Sub-Categories: Alcatraz Trivia, Golden Gate Bridge Trivia
Yerba Buena was the original name of the settlement that eventually became San Francisco. The name comes from a plant (Yerba Buena or "good herb") that was plentiful in the area.
Many of the first prospectors arrived by ship. Within months, San Francisco's port was teeming with boats that had been abandoned after their passengers and crew headed inland to hunt for gold. As the formerly tiny town began to boom, demand for lumber skyrocketed, and the ships were dismantled and sold as construction material. Hundreds of houses, banks, saloons, hotels, jails and other structures were built out of the abandoned ships. Today, more than 150 years after the Gold Rush began, archeologists and preservationists continue to find relics, sometimes even entire ships, buried beneath the streets of the City by the Bay.

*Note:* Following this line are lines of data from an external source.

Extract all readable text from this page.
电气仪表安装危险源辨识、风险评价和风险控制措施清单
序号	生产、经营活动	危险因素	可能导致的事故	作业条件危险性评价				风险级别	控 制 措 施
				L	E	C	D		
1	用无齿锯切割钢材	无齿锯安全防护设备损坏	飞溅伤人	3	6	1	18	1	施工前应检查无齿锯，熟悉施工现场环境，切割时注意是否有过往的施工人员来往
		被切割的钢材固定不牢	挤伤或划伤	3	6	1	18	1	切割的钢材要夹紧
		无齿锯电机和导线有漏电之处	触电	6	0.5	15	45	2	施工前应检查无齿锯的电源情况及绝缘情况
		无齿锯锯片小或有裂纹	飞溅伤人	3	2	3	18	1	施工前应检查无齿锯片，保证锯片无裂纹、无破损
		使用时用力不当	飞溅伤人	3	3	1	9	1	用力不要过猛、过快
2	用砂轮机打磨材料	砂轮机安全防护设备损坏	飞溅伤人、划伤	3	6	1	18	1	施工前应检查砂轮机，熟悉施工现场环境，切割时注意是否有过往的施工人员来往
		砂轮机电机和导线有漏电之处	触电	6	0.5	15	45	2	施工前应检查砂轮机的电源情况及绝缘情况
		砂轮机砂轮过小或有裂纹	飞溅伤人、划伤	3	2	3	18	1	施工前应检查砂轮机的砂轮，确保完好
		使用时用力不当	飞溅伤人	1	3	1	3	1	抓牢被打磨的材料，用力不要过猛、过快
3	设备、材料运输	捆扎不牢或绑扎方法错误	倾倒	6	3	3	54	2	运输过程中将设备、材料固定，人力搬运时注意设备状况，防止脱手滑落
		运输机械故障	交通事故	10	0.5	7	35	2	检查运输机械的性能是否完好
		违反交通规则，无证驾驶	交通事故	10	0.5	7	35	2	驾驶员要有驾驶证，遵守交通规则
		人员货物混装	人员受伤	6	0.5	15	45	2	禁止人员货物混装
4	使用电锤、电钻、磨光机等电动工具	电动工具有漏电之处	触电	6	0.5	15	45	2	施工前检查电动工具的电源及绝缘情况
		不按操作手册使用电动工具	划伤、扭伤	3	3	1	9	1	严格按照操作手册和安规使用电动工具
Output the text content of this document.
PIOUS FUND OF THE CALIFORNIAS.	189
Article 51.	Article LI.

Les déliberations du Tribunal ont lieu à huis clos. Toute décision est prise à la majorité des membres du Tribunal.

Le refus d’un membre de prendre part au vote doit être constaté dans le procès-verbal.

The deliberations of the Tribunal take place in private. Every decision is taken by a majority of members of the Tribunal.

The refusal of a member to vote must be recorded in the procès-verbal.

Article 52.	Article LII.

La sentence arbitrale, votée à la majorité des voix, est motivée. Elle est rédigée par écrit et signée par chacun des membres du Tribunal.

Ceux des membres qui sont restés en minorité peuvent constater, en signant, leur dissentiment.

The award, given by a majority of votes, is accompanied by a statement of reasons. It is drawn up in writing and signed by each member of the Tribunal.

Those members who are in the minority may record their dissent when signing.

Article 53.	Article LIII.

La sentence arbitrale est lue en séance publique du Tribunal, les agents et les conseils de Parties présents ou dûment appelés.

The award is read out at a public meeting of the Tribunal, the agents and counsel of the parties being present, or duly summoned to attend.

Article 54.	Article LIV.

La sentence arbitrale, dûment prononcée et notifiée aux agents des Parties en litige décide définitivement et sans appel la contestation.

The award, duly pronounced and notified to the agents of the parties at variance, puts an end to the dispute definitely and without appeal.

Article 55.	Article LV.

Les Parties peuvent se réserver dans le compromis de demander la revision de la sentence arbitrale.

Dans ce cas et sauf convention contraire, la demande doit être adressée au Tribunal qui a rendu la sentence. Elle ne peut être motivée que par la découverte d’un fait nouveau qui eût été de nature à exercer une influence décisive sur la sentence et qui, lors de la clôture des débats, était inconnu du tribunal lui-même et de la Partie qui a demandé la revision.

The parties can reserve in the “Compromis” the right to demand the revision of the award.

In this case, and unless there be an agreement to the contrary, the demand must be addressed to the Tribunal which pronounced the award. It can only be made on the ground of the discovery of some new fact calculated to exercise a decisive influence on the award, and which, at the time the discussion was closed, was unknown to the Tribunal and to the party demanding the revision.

Fortune cookies may be served in Chinese restaurants, but they are not Chinese in origin. Makoto Hagiwara of San Francisco is reported to have served the first modern fortune cookie at Golden Gate Park's Japanese Tea Garden in the 1890s.
San Francisco banned burials in the city in 1900 because the cemeteries were out of room, were considered a health hazard, and--more than anything--sat on prime real estate. Most San Francisco cemeteries are actually located in Colma, California, where the dead outnumber the living by more than 1000 to 1.
In 1859, Joshua Abraham Norton proclaimed himself "Norton I, Emperor of the United States." In 1863 he took the secondary title of "Protector of Mexico." Although Norton had no formal political power, citizens of San Francisco nevertheless celebrated his imperial presence and his proclamations, and currency issued in his name was honored in the establishments that he frequented.
Alcatraz Island was developed with facilities for a lighthouse, a military fortification, a military prison, and a federal prison from 1934 to 1963. The strong currents around the island and cold water temperatures made escape all but impossible. Today, it is a major tourist attraction.
The Summer of Love was a social phenomenon that occurred during the summer of 1967, when as many as 100,000 young people converged in San Francisco's Haight-Ashbury district to celebrate hippie music, hallucinogenic drugs, anti-war sentiment, and free-love. Grateful Dead guitarist Bob Weir later commented: "Yes there was LSD. But Haight Ashbury was not about drugs. It was about exploration, finding new ways of expression, being aware of one's existence."
For years it was claimed that Filbert Street was the steepest in the city, with a sharp 31% grade. David Letterman once released 100 watermelons down the block in the name of science and late-night ratings. But a modest, one-block, dead-end stretch of Bradford Street, near where the 101 and 280 freeways converge, actually reigns supreme with a vertigo-inducing 41% grade.